After a shaky start to 2009 in which he was obliterated by Badr Hari in under one minute in Amsterdam, Schilt finally found his rhythm with a monstering of Daniel Ghita in Seoul at the Final 16 and an easy decision win over Alexey Ignashov at Ultimate Glory in Amsterdam to raise his stock and make him a genuine threat once again for the greatest fight title on the planet.
Schilt certainly seems focused for a fourth Grand Prix title and has said in interviews that the three previous crowns do not collectively mean as much as getting a record-equaling fourth. Indeed there is one fact we must pay attention to in particular when it comes to Schilt: he has NEVER lost a tournament. He participated in three K-1 Grand Prix tourneys and won them all, and also won the 2005 K-1 European Grand Prix in Paris. This makes Schilt one of if not the most effective tournament fighter in K-1 history. In other words, High Tower knows how to win tournaments and the exact physical and mental output required to run the world's most grueling gauntlet.
What is it about Schilt that makes him such a dangerous fighter? Height is the first answer. While there are many tall fighters doing the rounds it is a skill altogether to be able to know how to actually fight as a tall fighter. This is something Schilt does to perfection. He never shrinks himself. He knows his height is his major asset and he exploits it brilliantly, sitting behind the two basic weapons every tall fighter should have perfected into their arsenal: the jab and the front kick (push kick, mae geri, teep kick). Schilt's jab is astronomically powerful, so much so that he used it to become the first man in K-1 to ever knockout Ray Sefo cold. His front kicks are devastating in the way that he uses them defensively to keep opponents at bay and offensively to dig the ball of the lead foot into an opponent's midsection – a technique any of Schilt's opponents will tell you is hellishly painful.

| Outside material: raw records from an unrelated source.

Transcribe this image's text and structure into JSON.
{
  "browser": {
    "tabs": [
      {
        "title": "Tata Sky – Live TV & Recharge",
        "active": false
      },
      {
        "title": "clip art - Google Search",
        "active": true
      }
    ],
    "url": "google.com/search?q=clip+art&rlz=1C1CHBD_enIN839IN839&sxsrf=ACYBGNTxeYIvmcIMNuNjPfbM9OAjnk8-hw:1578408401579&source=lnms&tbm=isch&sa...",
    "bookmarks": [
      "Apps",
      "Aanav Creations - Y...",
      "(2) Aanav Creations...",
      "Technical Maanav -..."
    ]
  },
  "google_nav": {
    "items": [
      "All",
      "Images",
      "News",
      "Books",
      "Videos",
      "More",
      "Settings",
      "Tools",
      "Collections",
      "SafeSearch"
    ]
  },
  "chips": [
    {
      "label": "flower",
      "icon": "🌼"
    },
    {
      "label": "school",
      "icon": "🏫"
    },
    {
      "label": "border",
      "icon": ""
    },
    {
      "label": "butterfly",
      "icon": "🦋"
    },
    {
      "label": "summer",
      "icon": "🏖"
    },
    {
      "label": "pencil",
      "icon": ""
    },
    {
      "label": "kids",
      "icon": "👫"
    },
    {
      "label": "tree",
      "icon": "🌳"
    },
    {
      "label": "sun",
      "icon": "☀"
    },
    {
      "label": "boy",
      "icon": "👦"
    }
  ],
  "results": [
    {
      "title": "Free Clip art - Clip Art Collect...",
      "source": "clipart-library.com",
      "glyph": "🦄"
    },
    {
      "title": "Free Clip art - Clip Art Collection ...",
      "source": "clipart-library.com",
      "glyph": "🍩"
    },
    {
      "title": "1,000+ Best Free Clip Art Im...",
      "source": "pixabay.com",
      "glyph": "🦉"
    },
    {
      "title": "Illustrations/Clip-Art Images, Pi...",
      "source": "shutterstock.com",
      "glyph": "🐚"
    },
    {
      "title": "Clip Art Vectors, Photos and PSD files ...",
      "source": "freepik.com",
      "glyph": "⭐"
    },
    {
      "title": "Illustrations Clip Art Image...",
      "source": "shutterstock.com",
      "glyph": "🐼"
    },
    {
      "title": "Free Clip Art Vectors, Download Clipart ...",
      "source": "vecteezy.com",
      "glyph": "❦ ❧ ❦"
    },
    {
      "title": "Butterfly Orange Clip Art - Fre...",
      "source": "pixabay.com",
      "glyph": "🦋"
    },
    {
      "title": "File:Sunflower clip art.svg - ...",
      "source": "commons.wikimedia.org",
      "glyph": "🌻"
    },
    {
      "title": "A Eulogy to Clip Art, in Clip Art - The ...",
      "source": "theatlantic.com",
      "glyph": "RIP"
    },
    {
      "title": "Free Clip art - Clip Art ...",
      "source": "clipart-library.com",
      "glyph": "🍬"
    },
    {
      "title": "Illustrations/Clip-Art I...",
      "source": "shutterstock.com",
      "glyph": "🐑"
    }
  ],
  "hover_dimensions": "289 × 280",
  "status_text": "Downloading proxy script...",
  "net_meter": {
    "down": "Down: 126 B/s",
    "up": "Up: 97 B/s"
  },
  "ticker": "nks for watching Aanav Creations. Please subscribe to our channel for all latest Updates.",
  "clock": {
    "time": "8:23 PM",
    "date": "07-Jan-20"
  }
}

Get on the inside of those two range techniques and Schilt is able to bring his knees into play. And once again these aren't tip-tap knees – they are smashing balls able to knock opponents out. Just ask Paul Slowinski or Glaube Feitosa!
The last part of what makes Schilt such an imposing fighter is his tremendous cardio and work rate. At 294 pounds and 6-foot11, it constantly amazes me that Schilt never seems to tire. Indeed his output of technique is equivalent to that of a light heavyweight. He is always on you, always coming forward and always throwing. In short, he is a machine.
A fourth K-1 Grand Prix crown is well within Schilt's sights this year. He is refocused and at the Final 16 in Seoul gave as a glimpse of a new and even more brutal Schilt who will be hard to stop.
Semmy Schilt is the only fighter in history to have competed in K-1, PRIDE, UFC and Pancrase. He is a former King of Pancrase, competed in two UFC events and in seven PRIDE shows. His last MMA fight was a triangle choke win over Mighty Mo at Dynamite last New Year's Eve.